Sucede como con los otros profetas: el libro de Ezequiel no es enteramente obra de Ezequiel. Primero, porque su actividad literaria es oral, compuesta en la cabeza y para la recitación, conservada en la memoria y en la repetición oral, difundida por el profeta y por sus discípulos. Si Ezequiel escribió algo y comenzó a reunir sus oráculos, lo que hoy conocemos como libro de Ezequiel es obra de su escuela. Por una parte, se le incorporan bastantes adiciones: especulaciones teológicas, fragmentos legislativos al final, aclaraciones exigidas por acontecimientos posteriores; por otra, con todo ese material se realiza una tarea de composición unitaria de un libro. Su estructura es clara en las grandes líneas y responde a las etapas de su actividad: hasta la caída de Jerusalén (1-24); oráculos contra las naciones (25-32); después de la caída de Jerusalén (33-48). Esta construcción ofrece el esquema ideal de amenaza-promesa, tragedia-restauración. Sucede que este esquema se aplica también a capítulos individuales, por medio de adiciones o transponiendo material de la segunda etapa a los primeros capítulos; también se transpone material posterior a los capítulos iniciales para presentar desde el principio una imagen sintética de la actividad del profeta.

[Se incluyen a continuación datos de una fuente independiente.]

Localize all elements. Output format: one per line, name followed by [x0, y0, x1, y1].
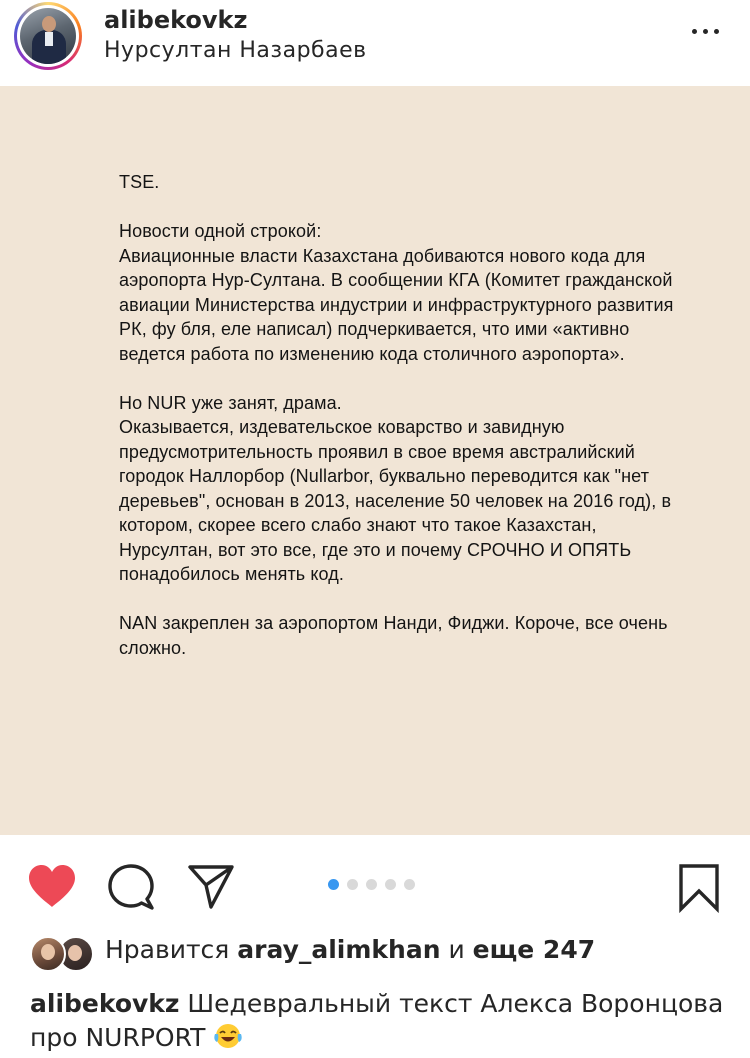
likes-count[interactable]: еще 247	[472, 935, 596, 964]
liker-avatar[interactable]	[30, 936, 66, 972]
heart-icon[interactable]	[26, 863, 78, 909]
likes-row[interactable]	[30, 932, 730, 972]
carousel-dot	[328, 879, 339, 890]
liker-username[interactable]: aray_alimkhan	[237, 935, 441, 964]
likes-middle: и	[440, 935, 473, 964]
carousel-dot	[385, 879, 396, 890]
paper-plane-icon[interactable]	[186, 863, 236, 911]
comment-bubble-icon[interactable]	[106, 862, 156, 912]
likes-text[interactable]	[105, 935, 595, 964]
bookmark-icon[interactable]	[678, 863, 720, 913]
post-username[interactable]: alibekovkz	[104, 6, 248, 34]
post-header	[0, 0, 750, 86]
profile-avatar[interactable]	[14, 2, 82, 70]
likes-prefix: Нравится	[105, 935, 238, 964]
post-location[interactable]: Нурсултан Назарбаев	[104, 38, 367, 63]
caption-text: Шедевральный текст Алекса Воронцова про NURPORT	[30, 989, 724, 1052]
more-horizontal-icon[interactable]	[690, 24, 722, 40]
avatar-photo	[20, 8, 76, 64]
post-caption	[30, 987, 730, 1055]
carousel-dot	[404, 879, 415, 890]
avatar-border	[17, 5, 79, 67]
carousel-dot	[366, 879, 377, 890]
carousel-dot	[347, 879, 358, 890]
caption-username[interactable]: alibekovkz	[30, 989, 180, 1018]
laughing-tears-emoji	[213, 1022, 243, 1050]
post-image[interactable]	[0, 86, 750, 835]
post-image-text: TSE. Новости одной строкой: Авиационные власти Казахстана добиваются нового кода для аэропорта Нур-Султана. В сообщении КГА (Комитет гражданской авиации Министерства индустрии и инфраструктурного развития РК, фу бля, еле написал) подчеркивается, что ими «активно ведется работа по изменению кода столичного аэропорта». Но NUR уже занят, драма. Оказывается, издевательское коварство и завидную предусмотрительность проявил в свое время австралийский городок Наллорбор (Nullarbor, буквально переводится как "нет деревьев", основан в 2013, население 50 человек на 2016 год), в котором, скорее всего слабо знают что такое Казахстан, Нурсултан, вот это все, где это и почему СРОЧНО И ОПЯТЬ понадобилось менять код. NAN закреплен за аэропортом Нанди, Фиджи. Короче, все очень сложно.	[119, 172, 674, 658]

El libro se puede leer como unidad amplia, dentro de la cual se cobijan piezas no bien armonizadas: algo así como una catedral de tres naves góticas en la que se han abierto capillas barrocas con monumentos funerarios y estatuas de devociones limitadas. En la lectura debemos sorprender sobre todo el dinamismo admirable de una palabra que interpreta historia para crear nueva historia, el dinamismo de una acción divina que, a través de la cruz merecida de su pueblo, va a sacar un puro don de resurrección.